Is that what you call “chic buzz”? What is the connection with luxury? And what is the role of art in your creations?

To be efficient, the buzz has to start like a whispered secret. The more the message seems to be out of reach, hard to get, rare, the more precious it is. The buzz also must reach the right people, hit the right network.

Being chic is telling a story as disconnected as possible from the product you’re trying to promote and sell. In order to create a “chic buzz” we often resort to art, which enables us to be really subversive, off-beat and unconventional with elegance and style.

For example, the campaign we made in September 2011 for the new Costume National fragrance “Pop Collection” pays tribute to Andy Warhol’s famous screen tests with ten contemporary artists and personalities that we shot with a Super-8 camera. The quotation is obvious, allowing us to introduce self-derision and humor, but the result remains very stylish.

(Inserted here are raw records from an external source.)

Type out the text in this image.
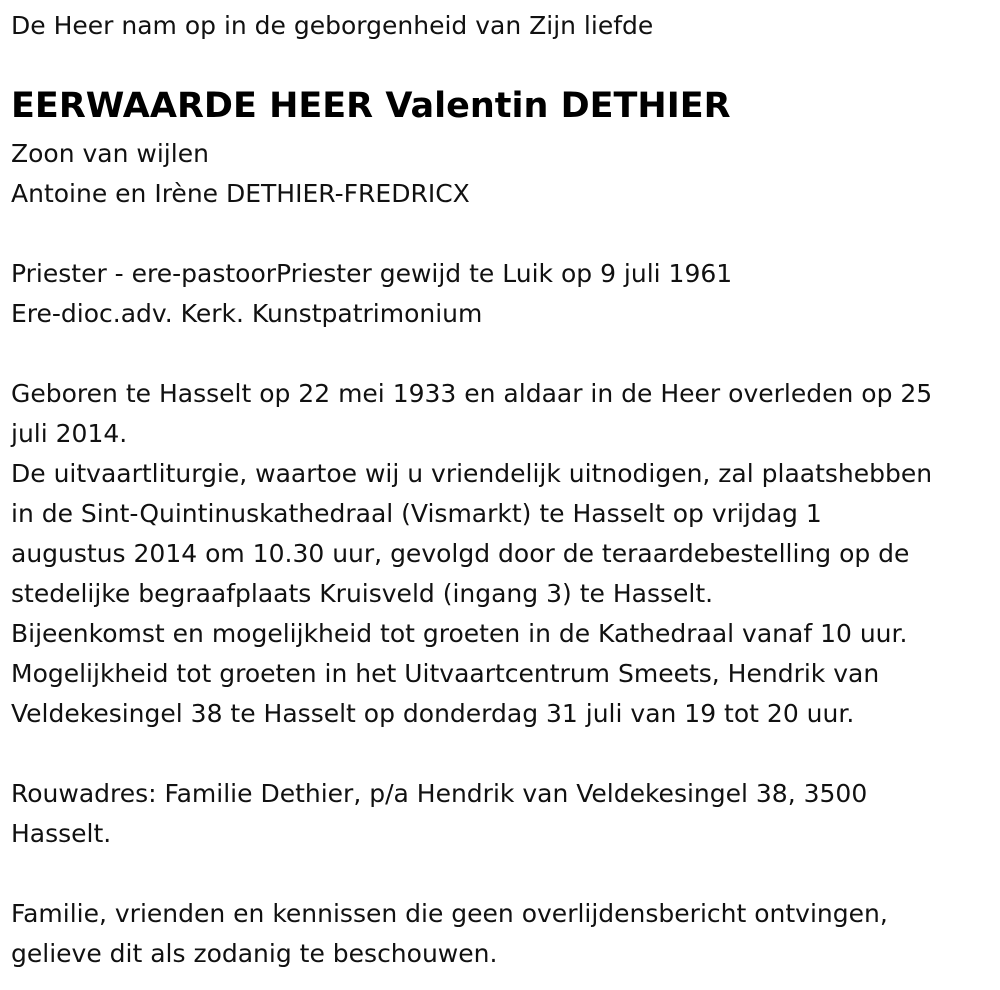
De Heer nam op in de geborgenheid van Zijn liefde

EERWAARDE HEER Valentin DETHIER

Zoon van wijlen

Antoine en Irène DETHIER-FREDRICX

Priester - ere-pastoorPriester gewijd te Luik op 9 juli 1961

Ere-dioc.adv. Kerk. Kunstpatrimonium

Geboren te Hasselt op 22 mei 1933 en aldaar in de Heer overleden op 25

juli 2014.

De uitvaartliturgie, waartoe wij u vriendelijk uitnodigen, zal plaatshebben

in de Sint-Quintinuskathedraal (Vismarkt) te Hasselt op vrijdag 1

augustus 2014 om 10.30 uur, gevolgd door de teraardebestelling op de

stedelijke begraafplaats Kruisveld (ingang 3) te Hasselt.

Bijeenkomst en mogelijkheid tot groeten in de Kathedraal vanaf 10 uur.

Mogelijkheid tot groeten in het Uitvaartcentrum Smeets, Hendrik van

Veldekesingel 38 te Hasselt op donderdag 31 juli van 19 tot 20 uur.

Rouwadres: Familie Dethier, p/a Hendrik van Veldekesingel 38, 3500

Hasselt.

Familie, vrienden en kennissen die geen overlijdensbericht ontvingen,

gelieve dit als zodanig te beschouwen.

But I think the most cutting-edge campaign we have ever made is for CNC SS 2012 campaign. It is called “Disrupted Generation” and uses cuts from Tumblr, data-bending, recycled pictures and distortions.

What’s next for Al Dente?

Aside from the campaigns for new fragrances by Chloé Parfums and Nina Ricci, we’re preparing the next campaign for Hudson jeans starring Georgia Jagger. We also keep going on with CNC. For their new campaign we will play on the self-portrait, with people invited to make their own from their cell phones. And…we are to open a branch in New York!